In cell 2000 analyzer bioimaging system

The potential cytotoxicity of 5A was tested by alamarBlue^TM Cell Viability Assay (Thermo Fisher Scientific, Waltham, MA, USA) as previously described [18 (link)]. Briefly, 1 × 10⁶/mL rhesus monkey kidney epithelial cells (LLC-MK2), and 1 × 10⁶/mL BALB/c IPФ were seeded in a 96-well clear bottom black microplate (BD Biosciences, Franklin Lakes, NJ, USA). Cells were incubated in the presence of increasing drug concentrations for 72 h (LLC-MK2) or 48 h (IPФ) at 37 °C, 5% CO₂, followed by addition of alamarBlue^TM. Fluorescence was measured using a fluorometer (Fluoroskan; Thermo Fisher Scientific, Waltham, MA, USA). Compound 5D or 5E were incubated with 1 × 10⁵ cells/mL (LLC-MK and IPФ) for 72 or 48 h, respectively, at 37 °C, 5% CO₂. After the incubation period, a dilution of 20:1000 in PBS from a stock at 1 mg/mL of Propidium Iodide (PI) and Hoechst 33342 (Thermo Scientific, Waltham, MA, USA) were added for survival discrimination as previously described [44 (link)]. Analysis was performed by High-Content Imaging Assay (HCIA) using an IN Cell 2000 Analyzer Bioimaging System (GE Healthcare, Chicago, IL, USA) for LLC-MK2 cells, and BD Pathway 855 High-resolution Bioimager System (BD Biosciences, Franklin Lakes, NJ, USA) for IPФ. The 50% cytotoxic concentration (CC₅₀) and selective index (S.I.) was determined and summarized in Table 1.

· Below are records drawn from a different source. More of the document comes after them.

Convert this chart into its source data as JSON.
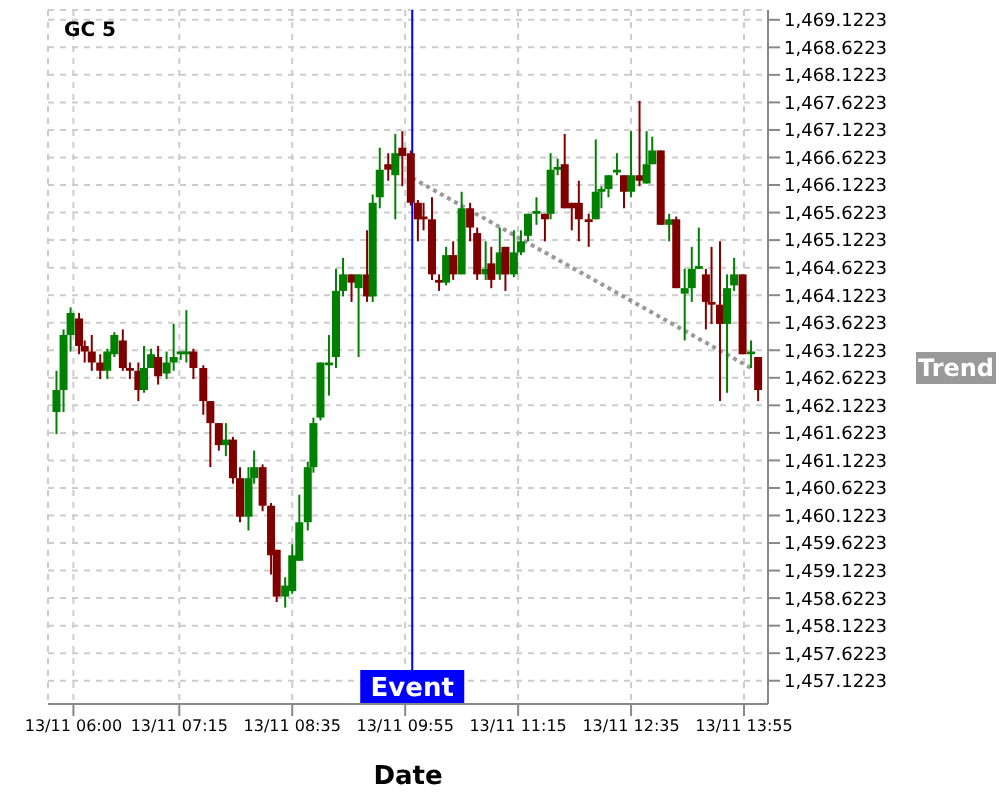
{
  "chart_data": {
    "type": "candlestick",
    "title": "GC 5",
    "xlabel": "Date",
    "x": [
      "--11-13T05:48",
      "--11-13T05:53",
      "--11-13T05:58",
      "--11-13T06:04",
      "--11-13T06:08",
      "--11-13T06:13",
      "--11-13T06:19",
      "--11-13T06:24",
      "--11-13T06:29",
      "--11-13T06:35",
      "--11-13T06:40",
      "--11-13T06:46",
      "--11-13T06:50",
      "--11-13T06:55",
      "--11-13T07:00",
      "--11-13T07:06",
      "--11-13T07:11",
      "--11-13T07:16",
      "--11-13T07:20",
      "--11-13T07:25",
      "--11-13T07:32",
      "--11-13T07:37",
      "--11-13T07:43",
      "--11-13T07:48",
      "--11-13T07:53",
      "--11-13T07:58",
      "--11-13T08:04",
      "--11-13T08:08",
      "--11-13T08:14",
      "--11-13T08:20",
      "--11-13T08:24",
      "--11-13T08:30",
      "--11-13T08:35",
      "--11-13T08:40",
      "--11-13T08:46",
      "--11-13T08:50",
      "--11-13T08:55",
      "--11-13T09:01",
      "--11-13T09:06",
      "--11-13T09:11",
      "--11-13T09:17",
      "--11-13T09:22",
      "--11-13T09:28",
      "--11-13T09:32",
      "--11-13T09:37",
      "--11-13T09:43",
      "--11-13T09:48",
      "--11-13T09:53",
      "--11-13T09:59",
      "--11-13T10:04",
      "--11-13T10:08",
      "--11-13T10:14",
      "--11-13T10:19",
      "--11-13T10:24",
      "--11-13T10:29",
      "--11-13T10:35",
      "--11-13T10:41",
      "--11-13T10:46",
      "--11-13T10:52",
      "--11-13T10:56",
      "--11-13T11:02",
      "--11-13T11:06",
      "--11-13T11:12",
      "--11-13T11:17",
      "--11-13T11:22",
      "--11-13T11:28",
      "--11-13T11:34",
      "--11-13T11:38",
      "--11-13T11:43",
      "--11-13T11:48",
      "--11-13T11:53",
      "--11-13T11:58",
      "--11-13T12:05",
      "--11-13T12:10",
      "--11-13T12:14",
      "--11-13T12:19",
      "--11-13T12:25",
      "--11-13T12:30",
      "--11-13T12:35",
      "--11-13T12:41",
      "--11-13T12:46",
      "--11-13T12:50",
      "--11-13T12:56",
      "--11-13T13:02",
      "--11-13T13:07",
      "--11-13T13:13",
      "--11-13T13:18",
      "--11-13T13:23",
      "--11-13T13:28",
      "--11-13T13:32",
      "--11-13T13:38",
      "--11-13T13:43",
      "--11-13T13:48",
      "--11-13T13:54",
      "--11-13T14:00",
      "--11-13T14:05"
    ],
    "ohlc": [
      [
        1462.0,
        1462.75,
        1461.6,
        1462.4
      ],
      [
        1462.4,
        1463.5,
        1462.0,
        1463.4
      ],
      [
        1463.4,
        1463.9,
        1463.1,
        1463.8
      ],
      [
        1463.7,
        1463.8,
        1463.05,
        1463.2
      ],
      [
        1463.2,
        1463.3,
        1462.9,
        1463.1
      ],
      [
        1463.1,
        1463.4,
        1462.75,
        1462.9
      ],
      [
        1462.9,
        1463.05,
        1462.6,
        1462.75
      ],
      [
        1462.75,
        1463.15,
        1462.6,
        1463.1
      ],
      [
        1463.05,
        1463.45,
        1463.0,
        1463.4
      ],
      [
        1463.3,
        1463.5,
        1462.75,
        1462.8
      ],
      [
        1462.8,
        1462.9,
        1462.6,
        1462.75
      ],
      [
        1462.75,
        1462.9,
        1462.2,
        1462.4
      ],
      [
        1462.4,
        1463.2,
        1462.35,
        1462.8
      ],
      [
        1462.8,
        1463.15,
        1462.8,
        1463.05
      ],
      [
        1463.0,
        1463.2,
        1462.5,
        1462.65
      ],
      [
        1462.7,
        1463.1,
        1462.6,
        1462.9
      ],
      [
        1462.9,
        1463.6,
        1462.75,
        1463.0
      ],
      [
        1463.05,
        1463.1,
        1462.95,
        1463.1
      ],
      [
        1463.05,
        1463.85,
        1462.9,
        1463.1
      ],
      [
        1463.1,
        1463.15,
        1462.6,
        1462.8
      ],
      [
        1462.8,
        1462.85,
        1461.95,
        1462.2
      ],
      [
        1462.2,
        1462.2,
        1461.0,
        1461.8
      ],
      [
        1461.8,
        1461.8,
        1461.3,
        1461.4
      ],
      [
        1461.4,
        1461.8,
        1461.2,
        1461.5
      ],
      [
        1461.5,
        1461.55,
        1460.7,
        1460.8
      ],
      [
        1460.8,
        1461.0,
        1460.0,
        1460.1
      ],
      [
        1460.1,
        1461.0,
        1459.85,
        1460.8
      ],
      [
        1460.8,
        1461.3,
        1460.7,
        1461.0
      ],
      [
        1461.0,
        1461.05,
        1460.2,
        1460.3
      ],
      [
        1460.3,
        1460.35,
        1459.05,
        1459.4
      ],
      [
        1459.5,
        1459.5,
        1458.55,
        1458.65
      ],
      [
        1458.65,
        1459.0,
        1458.45,
        1458.85
      ],
      [
        1458.75,
        1459.6,
        1458.7,
        1459.4
      ],
      [
        1459.3,
        1460.5,
        1459.3,
        1460.0
      ],
      [
        1460.0,
        1461.1,
        1459.85,
        1461.0
      ],
      [
        1461.0,
        1461.9,
        1460.9,
        1461.8
      ],
      [
        1461.9,
        1462.9,
        1461.85,
        1462.9
      ],
      [
        1462.85,
        1463.4,
        1462.3,
        1462.9
      ],
      [
        1463.0,
        1464.6,
        1462.8,
        1464.2
      ],
      [
        1464.2,
        1464.8,
        1464.1,
        1464.5
      ],
      [
        1464.5,
        1464.5,
        1464.0,
        1464.35
      ],
      [
        1464.25,
        1464.5,
        1463.0,
        1464.5
      ],
      [
        1464.5,
        1465.3,
        1464.0,
        1464.1
      ],
      [
        1464.1,
        1465.95,
        1464.0,
        1465.8
      ],
      [
        1465.9,
        1466.8,
        1465.7,
        1466.4
      ],
      [
        1466.5,
        1466.7,
        1466.2,
        1466.4
      ],
      [
        1466.3,
        1467.05,
        1465.5,
        1466.7
      ],
      [
        1466.8,
        1467.1,
        1466.1,
        1466.65
      ],
      [
        1466.7,
        1466.75,
        1465.75,
        1465.8
      ],
      [
        1465.8,
        1465.85,
        1465.1,
        1465.5
      ],
      [
        1465.55,
        1465.8,
        1465.3,
        1465.5
      ],
      [
        1465.5,
        1465.9,
        1464.4,
        1464.5
      ],
      [
        1464.4,
        1464.5,
        1464.2,
        1464.35
      ],
      [
        1464.35,
        1465.0,
        1464.3,
        1464.85
      ],
      [
        1464.85,
        1465.1,
        1464.4,
        1464.5
      ],
      [
        1464.5,
        1466.0,
        1464.5,
        1465.7
      ],
      [
        1465.7,
        1465.8,
        1465.1,
        1465.35
      ],
      [
        1465.25,
        1465.35,
        1464.4,
        1464.5
      ],
      [
        1464.5,
        1465.1,
        1464.4,
        1464.6
      ],
      [
        1464.7,
        1465.0,
        1464.25,
        1464.4
      ],
      [
        1464.5,
        1465.35,
        1464.4,
        1464.9
      ],
      [
        1465.0,
        1465.0,
        1464.2,
        1464.5
      ],
      [
        1464.5,
        1465.3,
        1464.45,
        1464.9
      ],
      [
        1464.9,
        1465.3,
        1464.85,
        1465.1
      ],
      [
        1465.2,
        1465.6,
        1465.1,
        1465.6
      ],
      [
        1465.6,
        1465.9,
        1465.4,
        1465.65
      ],
      [
        1465.6,
        1465.6,
        1465.1,
        1465.5
      ],
      [
        1465.6,
        1466.7,
        1465.5,
        1466.4
      ],
      [
        1466.4,
        1466.6,
        1466.3,
        1466.45
      ],
      [
        1466.5,
        1467.05,
        1465.7,
        1465.7
      ],
      [
        1465.8,
        1465.8,
        1465.3,
        1465.7
      ],
      [
        1465.8,
        1466.2,
        1465.1,
        1465.5
      ],
      [
        1465.5,
        1465.6,
        1465.0,
        1465.45
      ],
      [
        1465.5,
        1466.95,
        1465.5,
        1466.0
      ],
      [
        1466.0,
        1466.1,
        1465.7,
        1466.05
      ],
      [
        1466.05,
        1466.3,
        1465.9,
        1466.3
      ],
      [
        1466.35,
        1466.7,
        1466.3,
        1466.4
      ],
      [
        1466.3,
        1466.3,
        1465.7,
        1466.0
      ],
      [
        1466.0,
        1467.1,
        1465.9,
        1466.3
      ],
      [
        1466.3,
        1467.65,
        1466.1,
        1466.2
      ],
      [
        1466.15,
        1467.1,
        1466.15,
        1466.5
      ],
      [
        1466.5,
        1467.0,
        1466.5,
        1466.75
      ],
      [
        1466.75,
        1466.75,
        1465.4,
        1465.4
      ],
      [
        1465.4,
        1465.6,
        1465.1,
        1465.5
      ],
      [
        1465.5,
        1465.55,
        1464.25,
        1464.25
      ],
      [
        1464.15,
        1464.6,
        1463.3,
        1464.25
      ],
      [
        1464.25,
        1465.0,
        1464.0,
        1464.6
      ],
      [
        1464.6,
        1465.35,
        1464.6,
        1464.65
      ],
      [
        1464.5,
        1464.6,
        1463.5,
        1464.0
      ],
      [
        1464.0,
        1465.0,
        1463.6,
        1463.95
      ],
      [
        1463.95,
        1465.1,
        1462.2,
        1463.6
      ],
      [
        1463.6,
        1464.5,
        1462.35,
        1464.25
      ],
      [
        1464.3,
        1464.8,
        1464.2,
        1464.5
      ],
      [
        1464.5,
        1464.5,
        1463.05,
        1463.05
      ],
      [
        1463.05,
        1463.3,
        1462.8,
        1463.1
      ],
      [
        1463.0,
        1463.0,
        1462.2,
        1462.4
      ]
    ],
    "series": [
      {
        "type": "line",
        "name": "Trend",
        "color": "#999999",
        "line_style": "dotted",
        "x": [
          "--11-13T10:00",
          "--11-13T14:00"
        ],
        "values": [
          1466.25,
          1462.8
        ]
      }
    ],
    "ref_lines": [
      {
        "axis": "x",
        "value": "--11-13T10:00",
        "label": "Event",
        "color": "#0000ff"
      }
    ],
    "xlim": [
      "--11-13T05:42",
      "--11-13T14:12"
    ],
    "xticks": [
      {
        "value": "--11-13T06:00",
        "label": "13/11 06:00"
      },
      {
        "value": "--11-13T07:15",
        "label": "13/11 07:15"
      },
      {
        "value": "--11-13T08:35",
        "label": "13/11 08:35"
      },
      {
        "value": "--11-13T09:55",
        "label": "13/11 09:55"
      },
      {
        "value": "--11-13T11:15",
        "label": "13/11 11:15"
      },
      {
        "value": "--11-13T12:35",
        "label": "13/11 12:35"
      },
      {
        "value": "--11-13T13:55",
        "label": "13/11 13:55"
      }
    ],
    "ylim": [
      1456.7,
      1469.3
    ],
    "yticks": [
      {
        "value": 1457.1223,
        "label": "1,457.1223"
      },
      {
        "value": 1457.6223,
        "label": "1,457.6223"
      },
      {
        "value": 1458.1223,
        "label": "1,458.1223"
      },
      {
        "value": 1458.6223,
        "label": "1,458.6223"
      },
      {
        "value": 1459.1223,
        "label": "1,459.1223"
      },
      {
        "value": 1459.6223,
        "label": "1,459.6223"
      },
      {
        "value": 1460.1223,
        "label": "1,460.1223"
      },
      {
        "value": 1460.6223,
        "label": "1,460.6223"
      },
      {
        "value": 1461.1223,
        "label": "1,461.1223"
      },
      {
        "value": 1461.6223,
        "label": "1,461.6223"
      },
      {
        "value": 1462.1223,
        "label": "1,462.1223"
      },
      {
        "value": 1462.6223,
        "label": "1,462.6223"
      },
      {
        "value": 1463.1223,
        "label": "1,463.1223"
      },
      {
        "value": 1463.6223,
        "label": "1,463.6223"
      },
      {
        "value": 1464.1223,
        "label": "1,464.1223"
      },
      {
        "value": 1464.6223,
        "label": "1,464.6223"
      },
      {
        "value": 1465.1223,
        "label": "1,465.1223"
      },
      {
        "value": 1465.6223,
        "label": "1,465.6223"
      },
      {
        "value": 1466.1223,
        "label": "1,466.1223"
      },
      {
        "value": 1466.6223,
        "label": "1,466.6223"
      },
      {
        "value": 1467.1223,
        "label": "1,467.1223"
      },
      {
        "value": 1467.6223,
        "label": "1,467.6223"
      },
      {
        "value": 1468.1223,
        "label": "1,468.1223"
      },
      {
        "value": 1468.6223,
        "label": "1,468.6223"
      },
      {
        "value": 1469.1223,
        "label": "1,469.1223"
      }
    ],
    "grid": true
  }
}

BALB/c IPФ were acquired and seeded at a density of 1 × 10⁵ cells/mL for 2 h at 37 °C, 5% CO₂. After adherence, IPФ were infected with 1 × 10⁶/mL metacyclic promastigotes of L. major-luc, at a ratio of 10:1 parasites per macrophage. Subsequently, infected IPФ were incubated with derivatives 5A, 5D and 5E at increasing concentrations (0.625 to 10 µM) for 48 h treatment. Afterwards, cells were fixed with 4% paraformaldehyde, and stained with (1.25:100) Alexa Fluor™ 488 Phalloidin (Thermo Fisher Scientific, Waltham, MA, USA) and (1:1000) DAPI (Sigma Aldrich, St. Louis, MO, USA). Then, the numbers of infected cells and amastigotes were determined by HCIA using an IN Cell 2000 Analyzer Bioimaging System (GE Healthcare, Chicago, IL, USA). Parameters were set for the excitation and emission spectra of Alexa Fluor™ 488 Phalloidin and DAPI, and a constraint of 3 or more parasites per macrophage was set as previously reported [44 (link),45 (link)].